I attended this fascinating talk in the week at the Adelaide University Library given by Heather Taylor Johnson, a wonderful poet and writer from the US now residing in Adelaide.
Heather was diagnosed with Ménière’s disease in 1999, a very debilitating condition resulting in a variety of unpleasant symptoms caused by an imbalance in the inner ear. Heather attempted to write about her experience of living with this chronic illness but found herself “frustrated with overwriting and an abundance of self-pity as the final product.” To resolve this she gave her illness to a 63-year-old man called Graham, one of the key protagonists in her highly successful debut novel Pursuing Love and Death, published by HarperCollins.

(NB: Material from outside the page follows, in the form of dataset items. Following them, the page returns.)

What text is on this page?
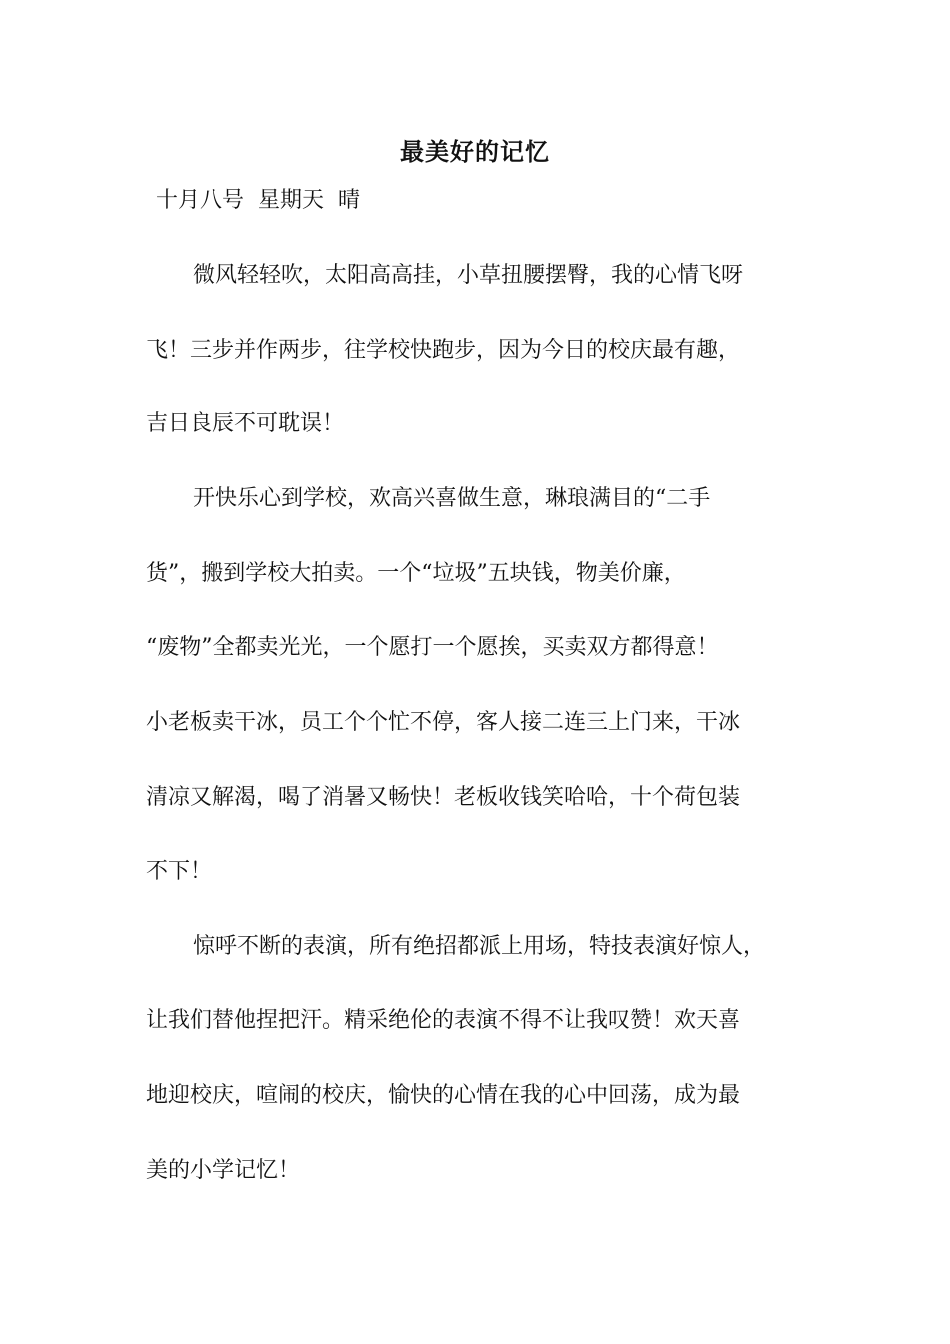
最美好的记忆
十月八号  星期天  晴
微风轻轻吹，太阳高高挂，小草扭腰摆臀，我的心情飞呀
飞！三步并作两步，往学校快跑步，因为今日的校庆最有趣，
吉日良辰不可耽误！
开快乐心到学校，欢高兴喜做生意，琳琅满目的“二手
货”，搬到学校大拍卖。一个“垃圾”五块钱，物美价廉，
“废物”全都卖光光，一个愿打一个愿挨，买卖双方都得意！
小老板卖干冰，员工个个忙不停，客人接二连三上门来，干冰
清凉又解渴，喝了消暑又畅快！老板收钱笑哈哈，十个荷包装
不下！
惊呼不断的表演，所有绝招都派上用场，特技表演好惊人，
让我们替他捏把汗。精采绝伦的表演不得不让我叹赞！欢天喜
地迎校庆，喧闹的校庆，愉快的心情在我的心中回荡，成为最
美的小学记忆！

Heather read extracts from her book that provided a real insight into what a sufferer can experience during an attack. You could feel Graham’s anger and frustration as he realizes this is going to be a ‘bad one’, and his utter helplessness with no choice but to endure it.
Writing about personal illness can be a challenge, a tightrope walk between communicating its impact (the negative) and coping with it (the positive). Heather magnificently achieves this delicate balance, and read poems from her beautiful collections, Letters to my Lover from a Small Mountain Town and Thirsting for Lemonade, which allude to the disease but don’t linger.
All in all it was a very inspiring session, certainly one to think about.
Rachael Mead‘s first collection The Sixth Creek was launched on Wednesday at La Boheme and I was delighted to be invited along.
Following an insightful introduction by Jill Jones, a widely published poet and university lecturer, Rachael read a few pieces from her book engaging the audience with her warmth, beautiful imagery and sense of place.
One of Rachael’s poems that stood out for me was Hope is a Perennial. It’s a powerful piece that highlights Rachael’s strong connection with her homeland, the Sixth Creek catchment area (hence the title), in which thoughts and emotions blend and intertwine with nature, where “Hope is not a strategy” is “cross-stitched” and “circled by forget-me-nots for the wall above the sideboard”. Another vivid image is depicted in The Animal Within where Rachael describes walking “on legs ripe with indigo blooms from encounters with edges” as she tries to “remember how to live”.
The book leaves you with a real sense of ‘there’, of life and it’s balancing act, of relating to the familiar, a wonderful first collection by a very talented poet that makes you want more and look forward to the next.